When I want to be reminded that I am brave and can do hard things, I wear pearls. It seems rather counterintuitive. For years, I associated pearl necklaces with home-bound housewives from the 1950s, or pearls passed down the maternal line through generations of well-off women.
They represented an old-fashioned way of thinking of women – quietly supporting the family through her calm presence, pressed linens, and hot dinners. Certainly not a woman with a career. Not someone who believes women are capable of doing anything a man can do, wearing lipstick and heels if she chooses.
Then, my mother and I took a vacation together. An adventure. And during that trip, we bought nearly identical sets of pearls.
My parents traveled the world together. They would go on month-long adventures, often with another couple, and try to experience all the localities had to offer. No matter where my dad went, he was always eager to see what was over the next hill.
When my dad died after a very brief bout with aggressive cancer, my mother wasn’t ready to retire her passport. She decided her first international trip without my dad would be to China to visit a childhood friend who had lived there for more than 30 years.
I’ve always wanted to go to China, so I asked my mom if I could tag along. She agreed. It’s true – I did really want to be able to go to China and have the advantage of having a local tour guide. But a big part of me just didn’t want my mom to have to go on her first big adventure on her own. I knew she would be fine. I knew she’d be in good hands once she got through Chinese customs. But I appointed myself as a bit of a safety net. Another set of eyes to figure things out in a foreign land. Another head to think through any problems that cropped up.
Having someone guide us through Shanghai was amazing. Granted, a 6-foot-tall blond from South Dakota didn’t exactly look like a local. But she speaks Mandarin, understands local customs (including getting us registered at a local police station), and could navigate the enormous city.
One day, we visited a Chinese Garden and were looking for a tea house that was somewhat authentic — not the one prominently advertised in the tourist district we were in. A Chinese man overheard our conversation and invited us to his establishment. It was just through an alley and up some stairs.
To me, it sounded like the set up of an Agatha Christie mystery. Two women in their 60s and a third flirting with 40 walk into a dark alley and are never heard from again. Both mom and I looked to our hostess for how to appropriately handle the situation.
She didn’t seem to have any reservations, so we followed the man.
He led us to his store, which was mostly display cases of freshwater pearl jewelry. Off to one side were two tables for tea service, along with shelves well stocked with all kinds of tea. He spoke to a woman briefly and settled down at one of the tea tables with us, eagerly asking questions about where we were from and what brought us to Shanghai.
The owner of the jewelry/tea house was briefing us on the virtues of various teas and the necessity for the tea to be loose leaf, not the sweepings from the floor that Americans used in their tea bags. Just like a blooming tea was opening in its glass teapot, the man was opening up about how he came to own his businesses.
He had lived in Shanghai all of his life and was just about to go to college when the Chinese Cultural Revolution began. Mao Zedong closed all of the schools.
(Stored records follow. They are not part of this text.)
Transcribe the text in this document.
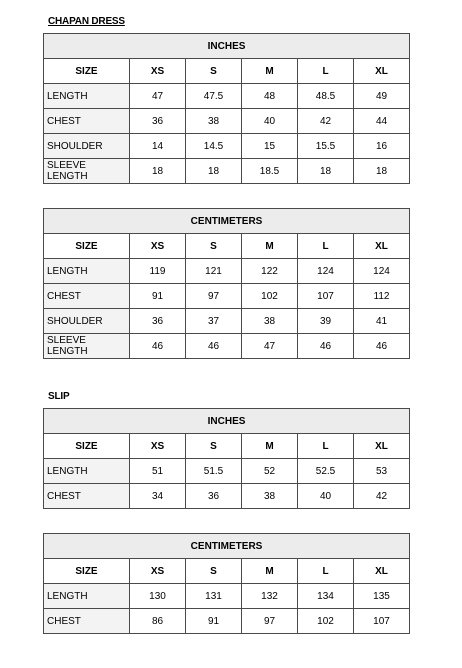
CHAPAN DRESS
INCHES					
SIZE	XS	S	M	L	XL
LENGTH	47	47.5	48	48.5	49
CHEST	36	38	40	42	44
SHOULDER	14	14.5	15	15.5	16
SLEEVE LENGTH	18	18	18.5	18	18
CENTIMETERS					
SIZE	XS	S	M	L	XL
LENGTH	119	121	122	124	124
CHEST	91	97	102	107	112
SHOULDER	36	37	38	39	41
SLEEVE LENGTH	46	46	47	46	46
SLIP
INCHES					
SIZE	XS	S	M	L	XL
LENGTH	51	51.5	52	52.5	53
CHEST	34	36	38	40	42
CENTIMETERS					
SIZE	XS	S	M	L	XL
LENGTH	130	131	132	134	135
CHEST	86	91	97	102	107
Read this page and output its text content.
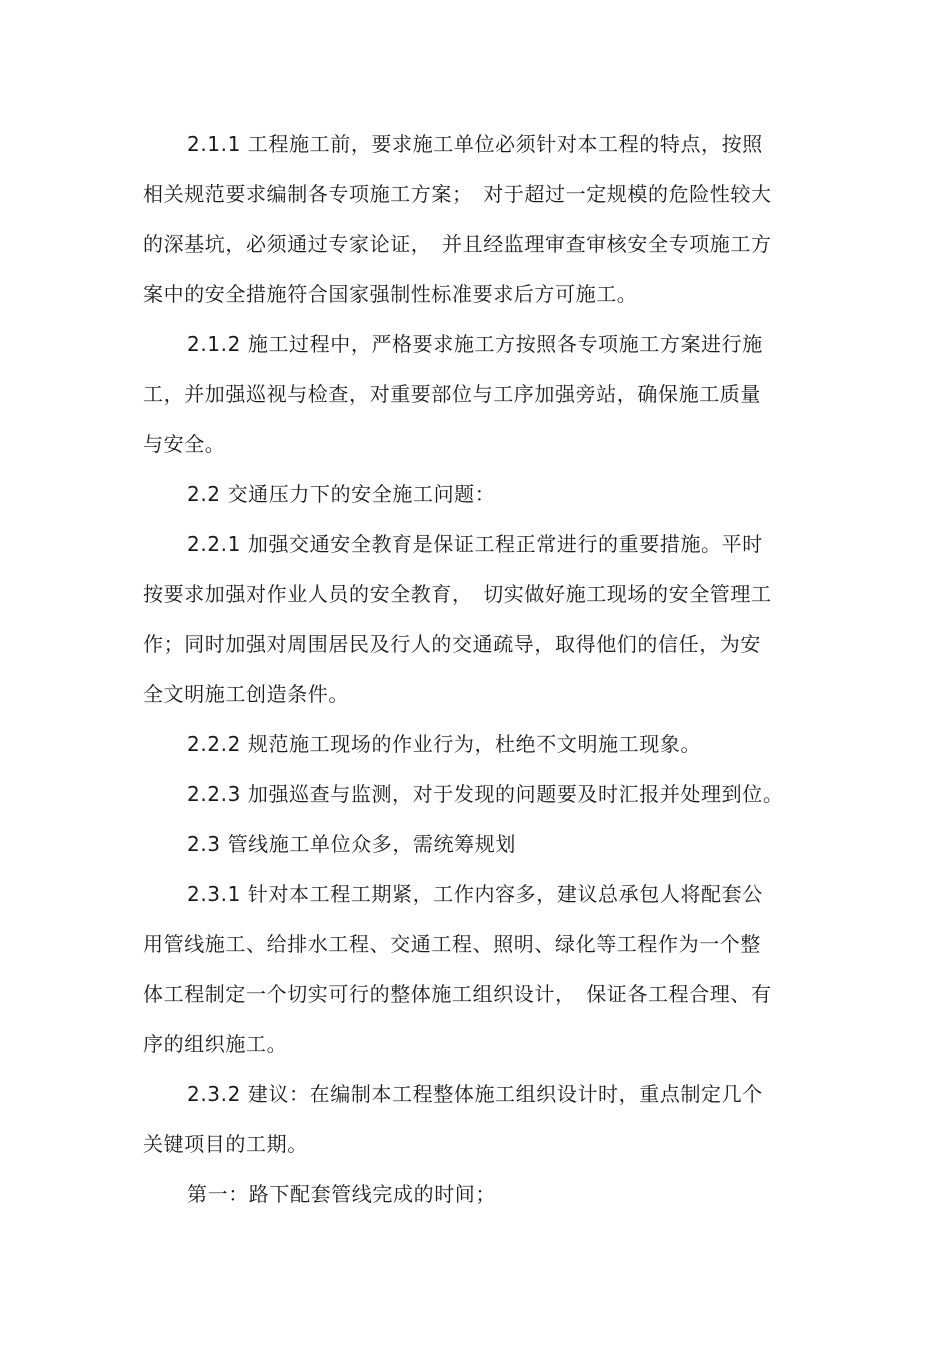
2.1.1 工程施工前，要求施工单位必须针对本工程的特点，按照
相关规范要求编制各专项施工方案；　对于超过一定规模的危险性较大
的深基坑，必须通过专家论证，　并且经监理审查审核安全专项施工方
案中的安全措施符合国家强制性标准要求后方可施工。
2.1.2 施工过程中，严格要求施工方按照各专项施工方案进行施
工，并加强巡视与检查，对重要部位与工序加强旁站，确保施工质量
与安全。
2.2 交通压力下的安全施工问题：
2.2.1 加强交通安全教育是保证工程正常进行的重要措施。平时
按要求加强对作业人员的安全教育，　切实做好施工现场的安全管理工
作；同时加强对周围居民及行人的交通疏导，取得他们的信任，为安
全文明施工创造条件。
2.2.2 规范施工现场的作业行为，杜绝不文明施工现象。
2.2.3 加强巡查与监测，对于发现的问题要及时汇报并处理到位。
2.3 管线施工单位众多，需统筹规划
2.3.1 针对本工程工期紧，工作内容多，建议总承包人将配套公
用管线施工、给排水工程、交通工程、照明、绿化等工程作为一个整
体工程制定一个切实可行的整体施工组织设计，　保证各工程合理、有
序的组织施工。
2.3.2 建议：在编制本工程整体施工组织设计时，重点制定几个
关键项目的工期。
第一：路下配套管线完成的时间；
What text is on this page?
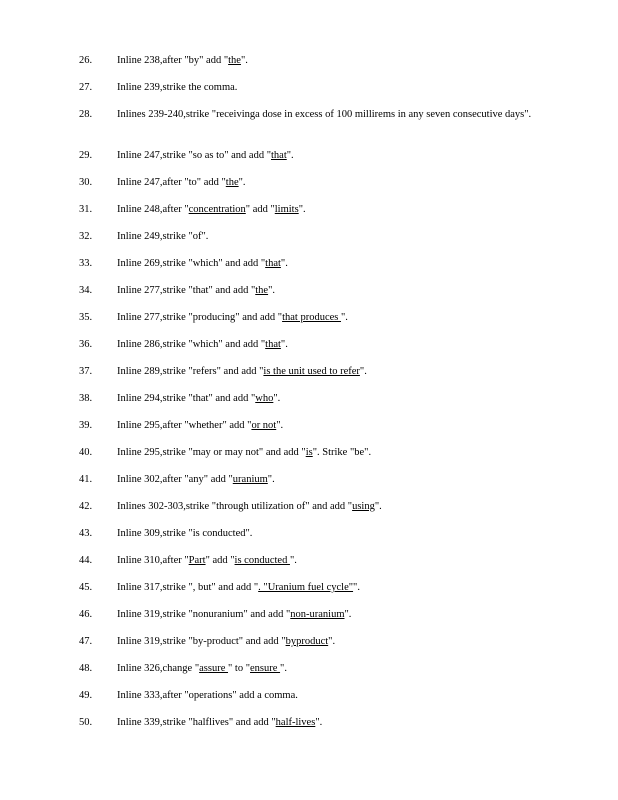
26. Inline 238,after "by" add "the".
27. Inline 239,strike the comma.
28. Inlines 239-240,strike "receivinga dose in excess of 100 millirems in any seven consecutive days".
29. Inline 247,strike "so as to" and add "that".
30. Inline 247,after "to" add "the".
31. Inline 248,after "concentration" add "limits".
32. Inline 249,strike "of".
33. Inline 269,strike "which" and add "that".
34. Inline 277,strike "that" and add "the".
35. Inline 277,strike "producing" and add "that produces ".
36. Inline 286,strike "which" and add "that".
37. Inline 289,strike "refers" and add "is the unit used to refer".
38. Inline 294,strike "that" and add "who".
39. Inline 295,after "whether" add "or not".
40. Inline 295,strike "may or may not" and add "is". Strike "be".
41. Inline 302,after "any" add "uranium".
42. Inlines 302-303,strike "through utilization of" and add "using".
43. Inline 309,strike "is conducted".
44. Inline 310,after "Part" add "is conducted ".
45. Inline 317,strike ", but" and add ". "Uranium fuel cycle"".
46. Inline 319,strike "nonuranium" and add "non-uranium".
47. Inline 319,strike "by-product" and add "byproduct".
48. Inline 326,change "assure " to "ensure ".
49. Inline 333,after "operations" add a comma.
50. Inline 339,strike "halflives" and add "half-lives".
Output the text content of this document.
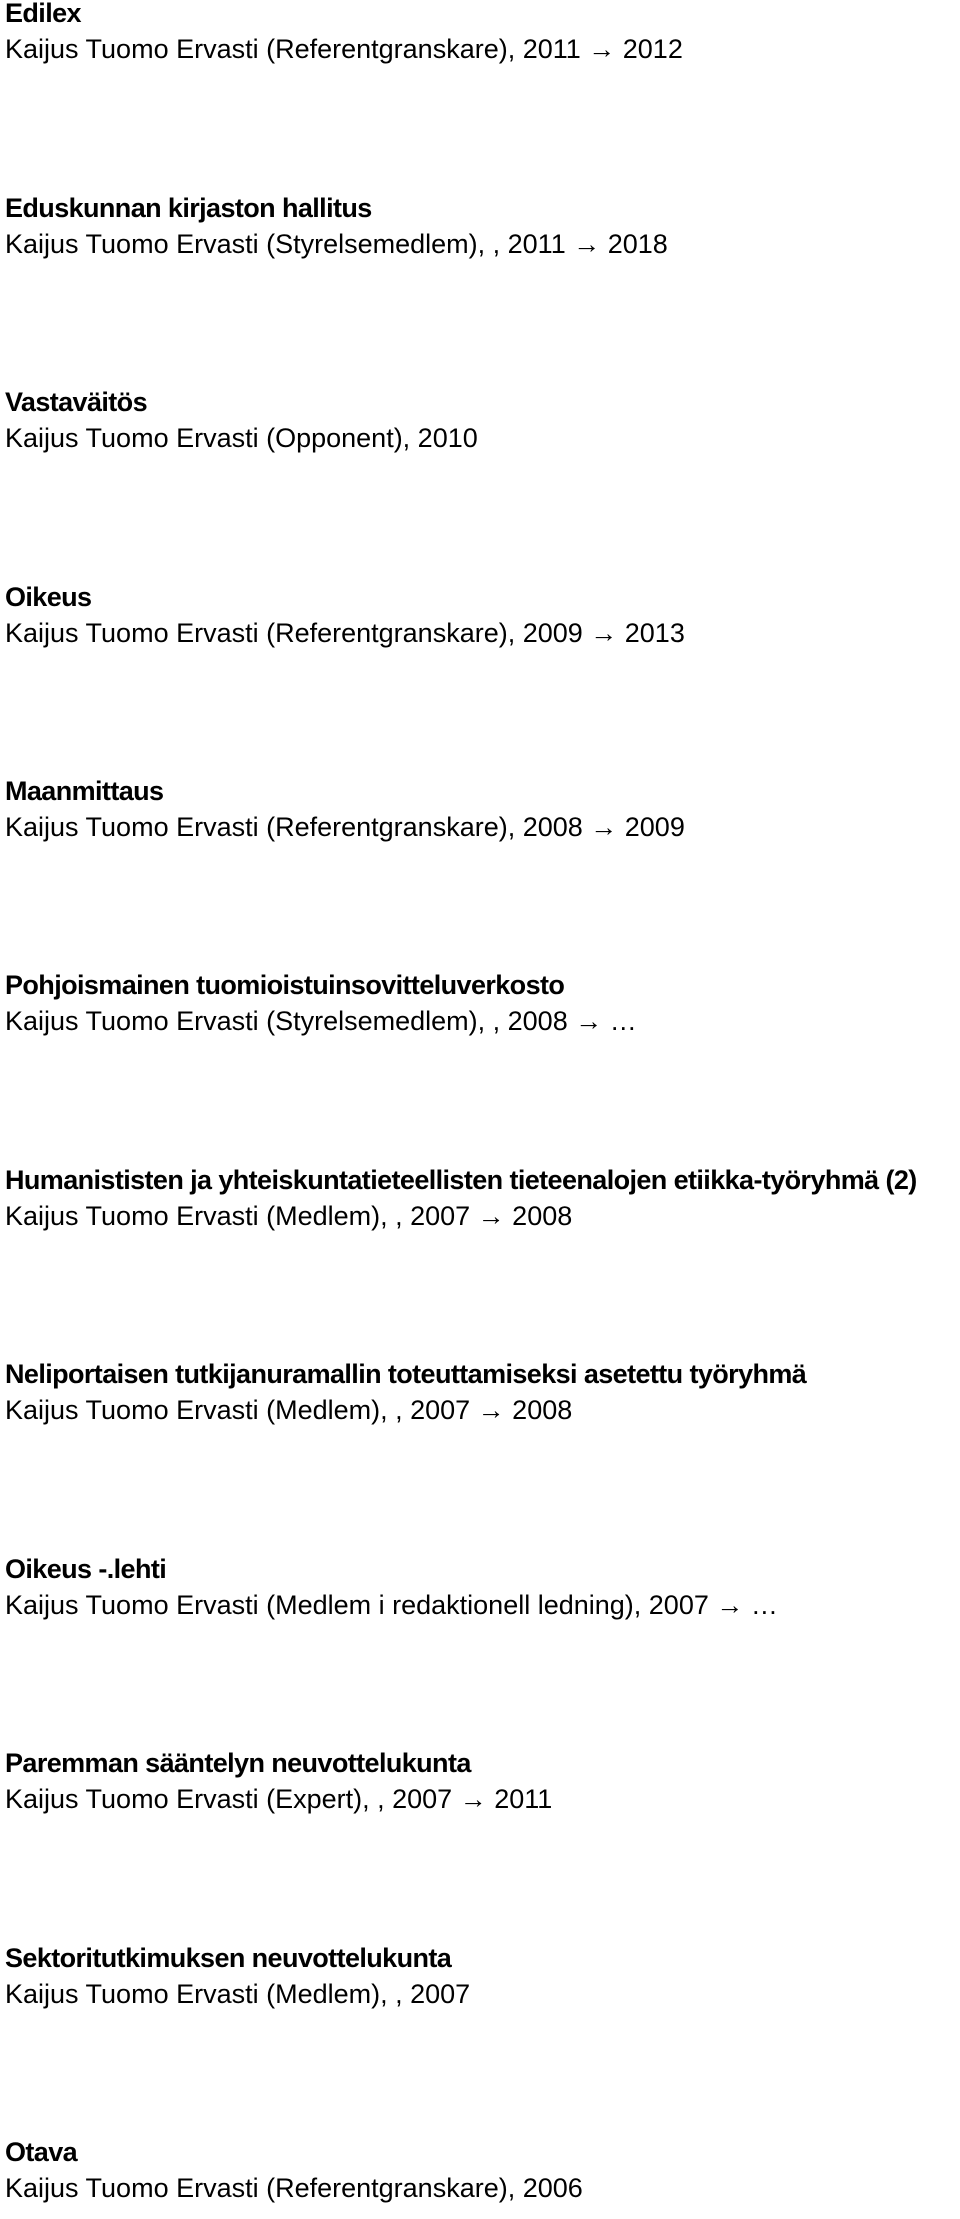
Edilex
Kaijus Tuomo Ervasti (Referentgranskare), 2011 → 2012
Eduskunnan kirjaston hallitus
Kaijus Tuomo Ervasti (Styrelsemedlem), , 2011 → 2018
Vastaväitös
Kaijus Tuomo Ervasti (Opponent), 2010
Oikeus
Kaijus Tuomo Ervasti (Referentgranskare), 2009 → 2013
Maanmittaus
Kaijus Tuomo Ervasti (Referentgranskare), 2008 → 2009
Pohjoismainen tuomioistuinsovitteluverkosto
Kaijus Tuomo Ervasti (Styrelsemedlem), , 2008 → …
Humanististen ja yhteiskuntatieteellisten tieteenalojen etiikka-työryhmä (2)
Kaijus Tuomo Ervasti (Medlem), , 2007 → 2008
Neliportaisen tutkijanuramallin toteuttamiseksi asetettu työryhmä
Kaijus Tuomo Ervasti (Medlem), , 2007 → 2008
Oikeus -.lehti
Kaijus Tuomo Ervasti (Medlem i redaktionell ledning), 2007 → …
Paremman sääntelyn neuvottelukunta
Kaijus Tuomo Ervasti (Expert), , 2007 → 2011
Sektoritutkimuksen neuvottelukunta
Kaijus Tuomo Ervasti (Medlem), , 2007
Otava
Kaijus Tuomo Ervasti (Referentgranskare), 2006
Rather than continue his education, the man was sent to a rural farm to act as a laborer. One brother made it to the United States and studied at Brigham Young University. Both his brother and sister live in the United States today and, in fact, his sister operates the Florida branch of the family business.
He told us all of this with very good English, which he learned by listening to illegal radio programming.
The jovial man was so excited to practice his English, have an enthralled audience asking him questions about the cultural revolution, and exclaim over his teas that when we went to pay for the tea, he graciously declined. In fact, he asked to take a picture with us.
Mom and I both love to buy jewelry on our travels. It doesn’t take up much space, and is a great reminder of a place you have been. Pearls from China seemed like the perfect souvenir.
We both picked out a solitary pearl on a simple chain and matching earrings. My mom bought my sister a similar necklace.
Pearls & My Mother
Now, when I need an extra dose of bravery, I wear my pearls. They remind me of my mom – resolutely seeking out new adventures even without her travel partner of more than 30 years. The pearls remind me of our travels to China and to northern Thailand without the safety net of my mom’s friend by our side.
They remind me that a little grit is needed to truly experience the beautiful.